Bully for Ben Carson

If you pulled over one hundred people on the street, and asked them to state a religious belief they hold, I’m not sure you would get any answer more plausible than “the pyramids were built for the storage of grain.”  Would you now?

Yet we mock Ben Carson for this, but we do not make fun of those who believe openly in the Trinity, Virgin Birth, ex cathedra, and many other beliefs which are to my mind slightly less plausible claims.  It’s not so different from the old prejudice that Mormon beliefs are somehow “weirder” than those of traditional Christians, except now it is secularists picking and choosing their religious targets on the supposed basis of sophistication.  The Seventh Day Adventists, Carson’s church, are of course weirder yet.

I doubt the storage claim is true as a dominant explanation, but should there not be some storage — of something — in a profit-maximizing or rent-maximizing model of pyramid supply and inventory management?  Maybe Ben’s economic intuition confirmed what he had heard in church.  And what about Coase’s durable goods monopoly model?  In that treatment the monopolist stores grain, admittedly for the pyramids variable Coase was hermetic in his exposition, perhaps properly so given how much is at stake here.  And “remains of storage pests have been found in grain recovered from pyramid tombs.”  Further argumentation along these lines can be found in F. Zacher’s classic 1937 article “Vorratsschädlinge und Vorratsschutz, ihre Bedeutung für Volksernährung und Weltwirtschaft” (Cowen’s Second Law), which by now has been cited over nineteen times (twenty in fact).
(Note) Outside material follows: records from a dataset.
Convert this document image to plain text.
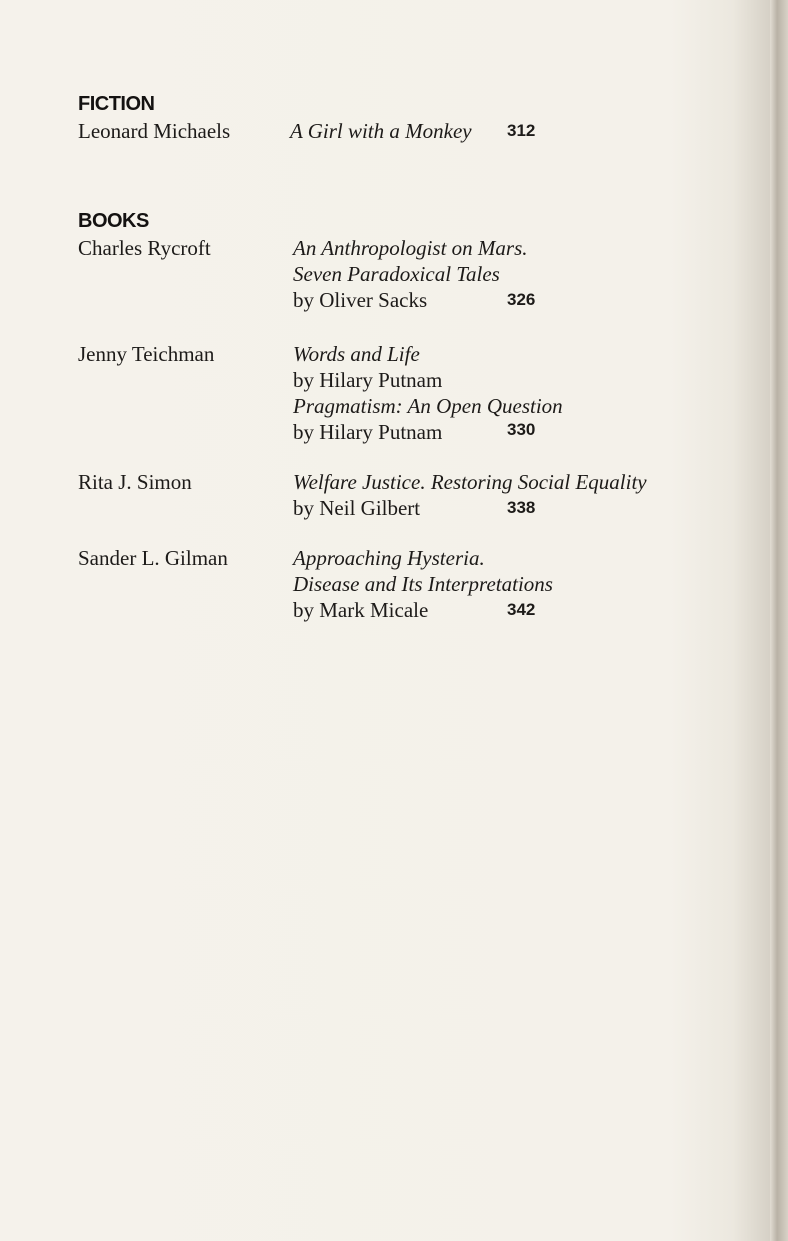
FICTION
Leonard Michaels	A Girl with a Monkey	312
BOOKS
Charles Rycroft	An Anthropologist on Mars.
Seven Paradoxical Tales
by Oliver Sacks	326
Jenny Teichman	Words and Life
by Hilary Putnam
Pragmatism: An Open Question
by Hilary Putnam	330
Rita J. Simon	Welfare Justice. Restoring Social Equality
by Neil Gilbert	338
Sander L. Gilman	Approaching Hysteria.
Disease and Its Interpretations
by Mark Micale	342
The Quran notes that the pyramids were made of baked clay, when instead according to many standard accounts much of the pyramids are made of quarried limestone (yet even that question is murky and I would not entirely count out the Quranic exposition).  Presumably many Muslims, who ascribe a holy status to the Quran, would defend the baked clay proposition in some manner.  How often is that thrown in their faces?

Might Joe Lieberman, an Orthodox Jew, possibly hold some views about Joseph which are not literally true?  After all, those stories do come from the Torah.

Besides, our Founding Fathers had some pretty strange notions about pyramids.  Most of them did a pretty good job in office.

What Ben Carson has done is to commit the unpardonable sin of talking about his religion as if he actually takes it seriously.

Loyal MR readers will know that I am myself a non-believer.  But what I find strangest of all is not Ben Carson’s pyramids beliefs, but rather the notion that we should selectively pick on some religious claims rather than others.  The notion that it is fine to believe something about a deity or deities, or a divine book, as long as you do not take that said belief very seriously and treat it only as a social affiliation or an ornamental badge of honor.

Bully for Ben Carson for reminding us that a religion actually consists of beliefs about the world.  And if you’re trying to understand his continuing popularity, maybe that is the place to start.